Ennis was in his hotel room on Thursday morning in New Orleans, after the Houston Rockets had returned from their morning shootaround and before the NBA trade deadline hit. He was scrolling through the social-media application on his phone when a handful of notifications arrived with news.
The 22-year-old guard had been dealt to the Lakers.
“It was a quick turnaround from there,” Ennis said.
The itinerary followed with a short return flight to Houston later in the day.
On Friday, he flew to Los Angeles.
On Saturday, he joined the Lakers for his first practice with the team.
Ennis had prepared to be traded for most of the past week. His name had circulated in trade rumors, along with other teammates, including Corey Brewer, a veteran forward who came to the Lakers in a separate deal for Lou Williams.
The Toyota Sports Center was not an unfamiliar sight. He was at the Lakers’ facility for pre-draft workouts three years ago.
“It feels like I was here yesterday,” he said.
This will be his fourth NBA team in his third season. The Syracuse product was selected by the Phoenix Suns in the first round of the 2014 draft.
“I’ve been traded, I’ve been on different teams, winning teams, losing teams,” he said, “so I’ve seen a lot in my couple years in the league.”
But with Houston, he was averaging a career-low 6.3 minutes per game.
On the Lakers, he will come off the bench and see a chance for more minutes. How much remains unclear.
Ennis could see somewhat of an audition with the Lakers over the final two months of the regular season, starting Sunday against the San Antonio Spurs.
One reason, an ESPN report published later Saturday said that the Lakers were looking at the possibility of buying out the contract of backup point guard Jose Calderon, thereby releasing him and creating another opening in the backcourt rotation.

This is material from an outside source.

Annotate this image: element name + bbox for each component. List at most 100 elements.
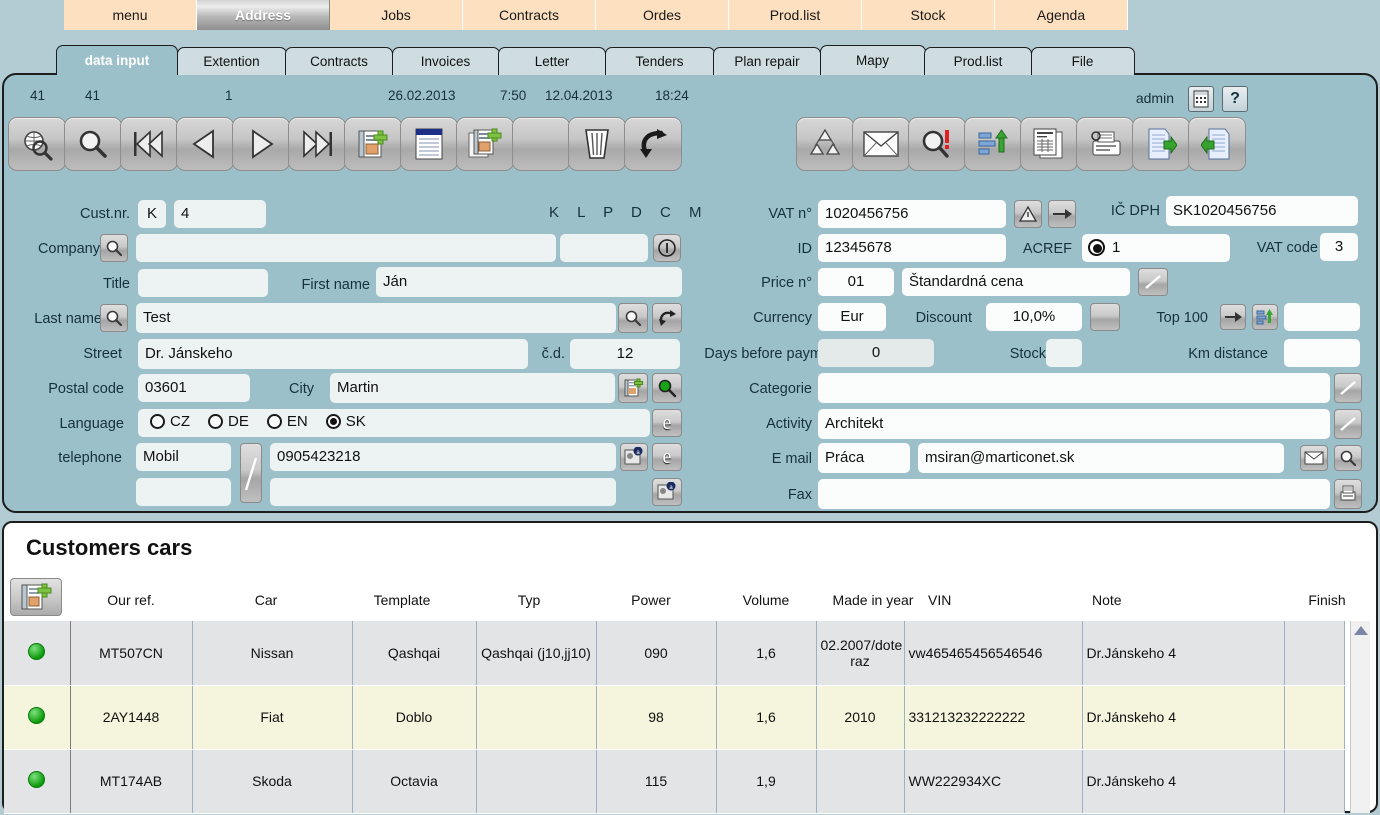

Ennis said he felt he already had a good relationship with Walton, who contacted him by phone Thursday shortly after the trade.
“That made me feel a lot more comfortable,” Ennis said, “and I think just giving guys the freedom that he gives and me being a point guard that can make plays, I think it’s going to go hand in hand.”
Magic Johnson, the Hall of Fame guard who was named the Lakers’ president of basketball operations last week, sat behind the team’s bench during the loss Friday night against the Thunder in Oklahoma City.
His presence was felt.
“He’s one of those people that when he’s sitting two rows up, you notice him,” Walton said. “I enjoy it. I like it.”
It was the first game the Lakers had played since the All-Star break and since Johnson began heading the front office.
But Walton said the arrival of Johnson would not impact how he coaches the team.
“We have our vision and our goal with what we’re trying to do,” Walton said. “We’ve had great talks. It’s one of the great things about working with Magic. He’s said multiple times he’s not going to come down here and try to coach. Coaching is my job and my staff’s job. Why would he, in his job, try to come down here and tell us how to coach and what he thinks we should do? We’re doing the same stuff down here. We definitely bounce ideas off each other, what he sees. Of course I value the opinion of someone who is one of the all-time greats in this game. But it’s not going to change how we coach the team.”
Lakers assistant Brian Shaw was chatting with some players after practice Saturday. Shaw had not traveled with the team during its trip to Oklahoma City because he was sick.